When placement is degraded, non-essential outbound is paused immediately. Sending more mail into a reputation problem is the fastest way to turn a bad day into a bad quarter.
Incident one: the transactional dip
Six weeks ago, transactional inbox rate on Gmail dropped from 99% to 83% overnight. Sev1 fired at 06:04 UTC. An engineer was on the keyboard at 06:18.
Root cause: our transactional ESP had quietly rotated a shared IP range, and one of the new IPs had been used by a spammer previously. Our SPF include covered the new range, so authentication still passed, but Gmail's IP-level reputation was bad.
Fix: asked the ESP to move us to a different IP; paused non-essential transactional mail for 36 hours; sent only to the most engaged recipients during a controlled warmup. Recovery to 99% took nine days. The full postmortem is on the status page.
Incident two: the SendGrid SPF truncation
Earlier this year our aggregate DMARC reports showed a spike of SPF failures — around 4% of volume, well over the 1% threshold. Sev1 fired.
Root cause: we had drifted over the 10-lookup limit in SPF by adding a new sending vendor without pruning an old one. SPF evaluated as permerror for some recipients, which DMARC interpreted as a fail.
Fix: consolidated the SPF record to stay under 10 lookups; deprecated the old vendor's include.

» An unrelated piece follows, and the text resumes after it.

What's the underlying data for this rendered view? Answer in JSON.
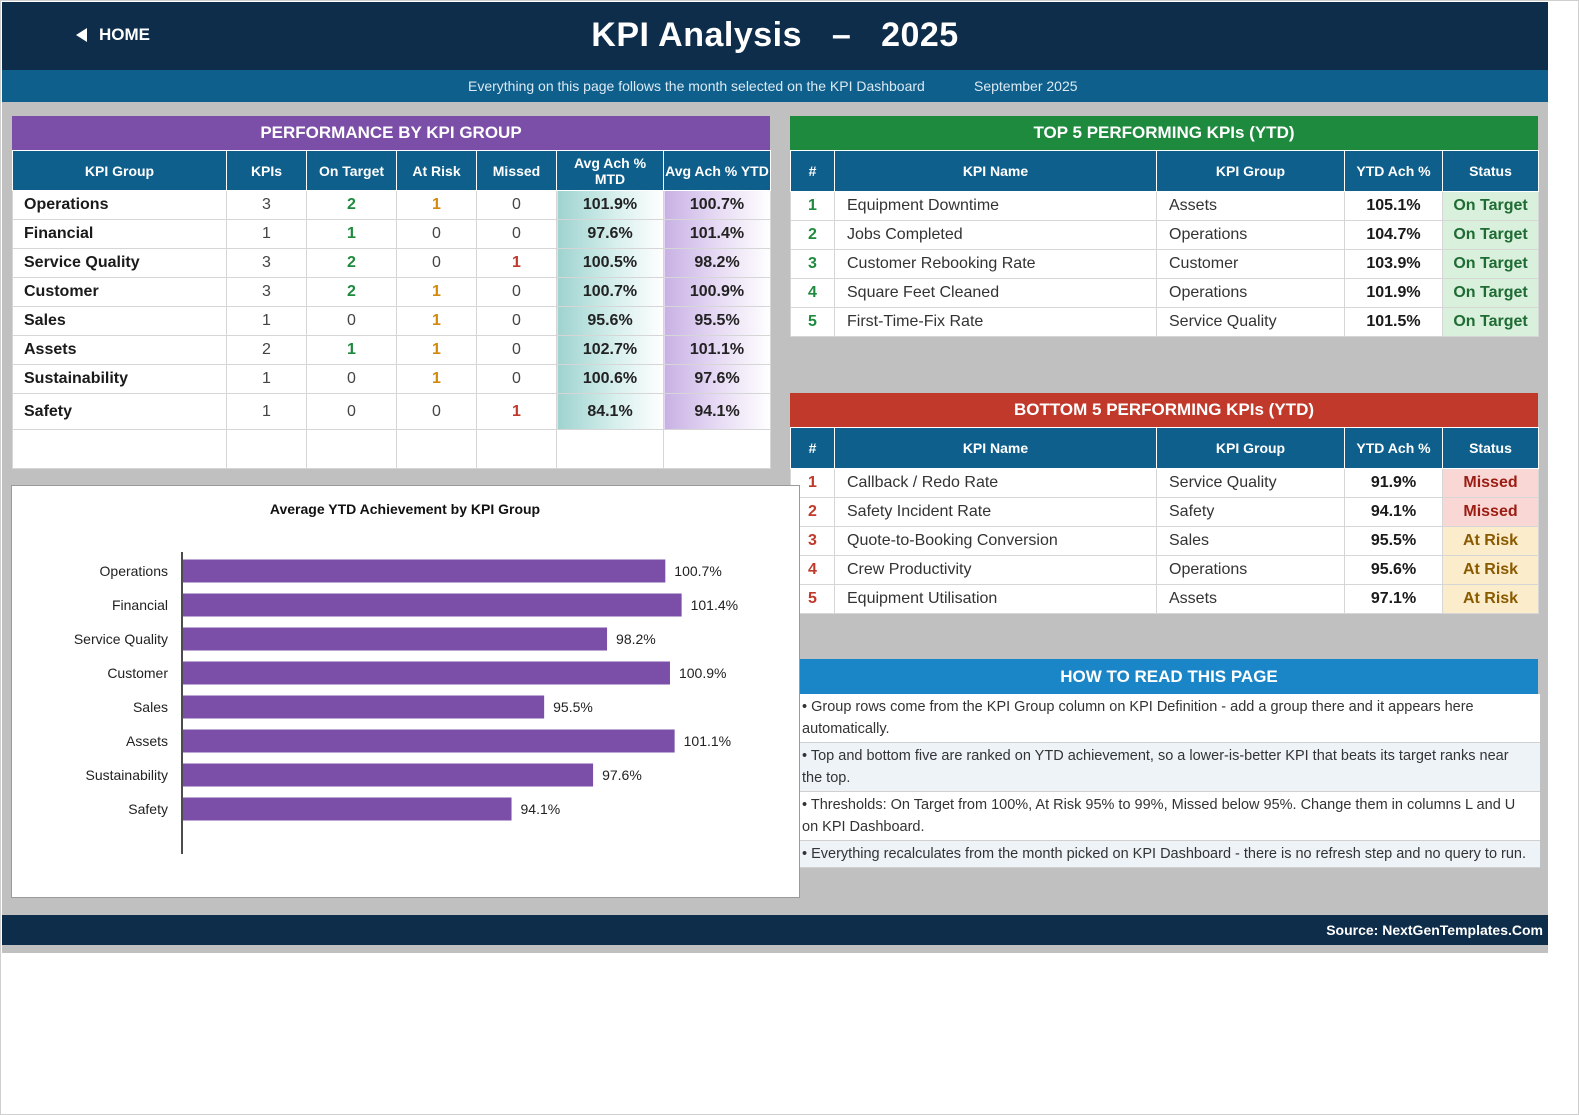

DMARC fail rate returned to baseline within a day. Lesson: we now alert on SPF lookup count as part of our DNS health monitor, not just on the downstream DMARC symptom.
What we learned about our own product
Using the product on our own mail surfaced things our customers had been politely asking for but we had not prioritised:
- Alerts on per-provider drops, not just aggregates. A 5-point drop on Gmail is signal; averaged with Outlook it vanishes.
- Historical trend lines per provider, at least 90 days back, so a slow drift is visible.
- Pre-send checks that actually block a scheduled campaign when the pre-send placement is below threshold, rather than just warning.
All three are in the product now because our own incidents demanded them.